Ero triste, come al solito, ma quel giorno lo ero in modo particolare.
Decisi di uscire in
giardino, così infilai il giacchetto
primaverile tirato fuori da poco per il cambio di stagione. Il mio era un
giardino triste, incolto e circondato da un malinconico muro di mattoni grigi.

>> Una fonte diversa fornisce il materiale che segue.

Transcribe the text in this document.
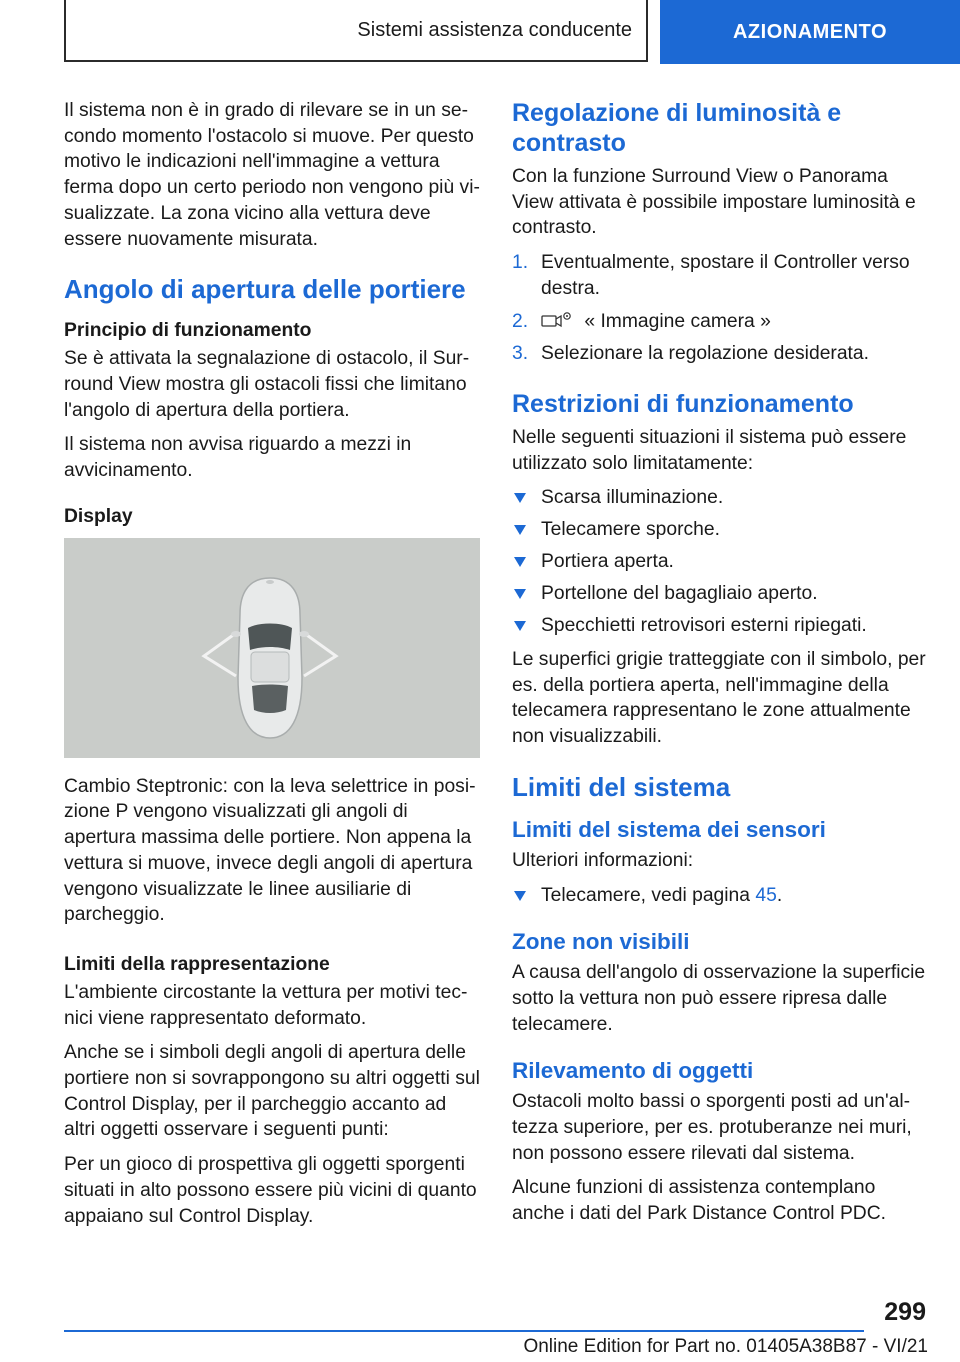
Sistemi assistenza conducente	AZIONAMENTO

Il sistema non è in grado di rilevare se in un secondo momento l'ostacolo si muove. Per questo motivo le indicazioni nell'immagine a vettura ferma dopo un certo periodo non vengono più visualizzate. La zona vicino alla vettura deve essere nuovamente misurata.

Angolo di apertura delle portiere
Principio di funzionamento

Se è attivata la segnalazione di ostacolo, il Surround View mostra gli ostacoli fissi che limitano l'angolo di apertura della portiera.

Il sistema non avvisa riguardo a mezzi in avvicinamento.

Display

Cambio Steptronic: con la leva selettrice in posizione P vengono visualizzati gli angoli di apertura massima delle portiere. Non appena la vettura si muove, invece degli angoli di apertura vengono visualizzate le linee ausiliarie di parcheggio.

Limiti della rappresentazione

L'ambiente circostante la vettura per motivi tecnici viene rappresentato deformato.

Anche se i simboli degli angoli di apertura delle portiere non si sovrappongono su altri oggetti sul Control Display, per il parcheggio accanto ad altri oggetti osservare i seguenti punti:

Per un gioco di prospettiva gli oggetti sporgenti situati in alto possono essere più vicini di quanto appaiano sul Control Display.

Regolazione di luminosità e contrasto

Con la funzione Surround View o Panorama View attivata è possibile impostare luminosità e contrasto.

1. Eventualmente, spostare il Controller verso destra.
2.	« Immagine camera »
3. Selezionare la regolazione desiderata.
Restrizioni di funzionamento

Nelle seguenti situazioni il sistema può essere utilizzato solo limitatamente:

Scarsa illuminazione.
Telecamere sporche.
Portiera aperta.
Portellone del bagagliaio aperto.
Specchietti retrovisori esterni ripiegati.

Le superfici grigie tratteggiate con il simbolo, per es. della portiera aperta, nell'immagine della telecamera rappresentano le zone attualmente non visualizzabili.

Limiti del sistema
Limiti del sistema dei sensori

Ulteriori informazioni:

Telecamere, vedi pagina 45.
Zone non visibili

A causa dell'angolo di osservazione la superficie sotto la vettura non può essere ripresa dalle telecamere.

Rilevamento di oggetti

Ostacoli molto bassi o sporgenti posti ad un'altezza superiore, per es. protuberanze nei muri, non possono essere rilevati dal sistema.

Alcune funzioni di assistenza contemplano anche i dati del Park Distance Control PDC.

299
Online Edition for Part no. 01405A38B87 - VI/21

Forse non era stata una buona idea uscire; l’aria fredda deprimeva ancora di
più quell’arido cortile che mi trasmetteva un senso di mestizia. Da questo
punto di vista eravamo simili noi due: entrambi dimenticati… entrambi soli…
entrambi non curati.
Camminai lungo tutto il
perimetro del muro accarezzando con la mano i mattoni e il cemento. Avvertivo
un freddo fastidioso ma quel gesto era ormai diventato un’abitudine fin da
quando ero piccola. Con passi insicuri arrivai fino al retro della casa. Mi
accorsi per la prima volta che non avevo mai oltrepassato quel punto. Da che
ricordo era sempre stato sbarrato da una catasta di legna da ardere che mio
padre raccoglieva nel bosco. Da piccola avevo paura che scavalcandola mi si
sarebbe infilata qualche scheggia nelle mani e nelle caviglie. Orami però ero
arrivata nella fase dove niente mi faceva più paura. Misi il primo piede su un
tronco, poi su un altro e continuai finché non arrivai in cima.
Quello che successe lo
potete anche immaginare: il mio Everest di legno era instabile e capitombolai
fino al suolo. Niente di grave. Rimasi
sulla terra umida per un po’ finché non decisi di rialzarmi. Scacciai qualche
insetto dai pantaloni e mi sgrullai il terriccio dalle braccia. Appena volsi lo
sguardo davanti a me, la vidi nascosta. Non so cosa mi spinse ad andare lì ma
sentivo che mi stava chiamando.
Incastrata nei mattoni
e sepolta dall’edera vi era una porta. La maniglia era ricoperta di muschio
dato che la luce non vi batteva fin dai tempi della costruzione della casa. Ora
che ci penso faceva tanto freddo. Se l’avessi saputo prima, mi sarei rifugiata
lì durante le afose e calde giornate d’estate. Notai che la porta era chiusa a
chiave. Nella mia mente non era passata neanche per un secondo l’idea di
cercare la chiave. Chissà da quanto quella porta era lì. Per quanto ne avessi
saputo, avrebbe potuto anche essersi sgretolata nel tempo.
Nella mia mente,
invece, affiorò il pensiero di doverla sfondare. C’erano tanti tronchi non
troppo pesanti lì vicino e in quel momento mi serviva qualcosa con cui
sfogarmi. Insomma una combinazione perfetta. La porta non oppose la minima
resistenza e dopo qualche colpo si aprì rimanendo però attaccata ai cardini. Per
non morire ibernata, infilai nuovamente il giacchetto che mi ero tolta per
maneggiare il tronco. La spalancai lentamente. Non ci sarebbe di certo potuto
essere un leone pronto a sbranarmi, ma un cane pronto a mordermi sì.
Rimasi di stucco. Quel
luogo era bellissimo, così bello da non crederci. C’era un altro giardino
recintato da un muro, piccolo ma stupendo. Sembrava che lì la primavera si
fosse adagiata prima del previsto e che l’inverno avesse deciso di non
disturbare. I raggi del sole penetravano delicati scaldando quel piccolo
ambiente. Una dolce brezza rendeva l’aria allegra e frizzante. L’erba era molto
più rigogliosa di quella nel mio giardino ed era anche più verde. All’angolo vi
era una specie di salice dalle foglie viola. Non avevo mai visto un albero del
genere. C’era poi un altro albero, un nespolo credo, alla cui base vi era
adagiata una pietra dalle sembianze di panchina. Sparse qua e la c’erano aiuole
non molto curate ma graziose. Sulla parte in fondo vi era poi un’incisione:
“Alla nostra bambina che avrà infine sfondato quella porta e sarà finalmente
felice”. Mi misi a ridere con le lacrime che scorrevano sulle guance incurvate.
Pensai che si era mantenuto bene per essere stato non curato per così tanti
anni.
Con il tempo non smisi
mai di andare in quel luogo magico per studiare, leggere o soltanto per
sentirmi bene. Non ne feci mai parola con i miei ma credo lo sapessero.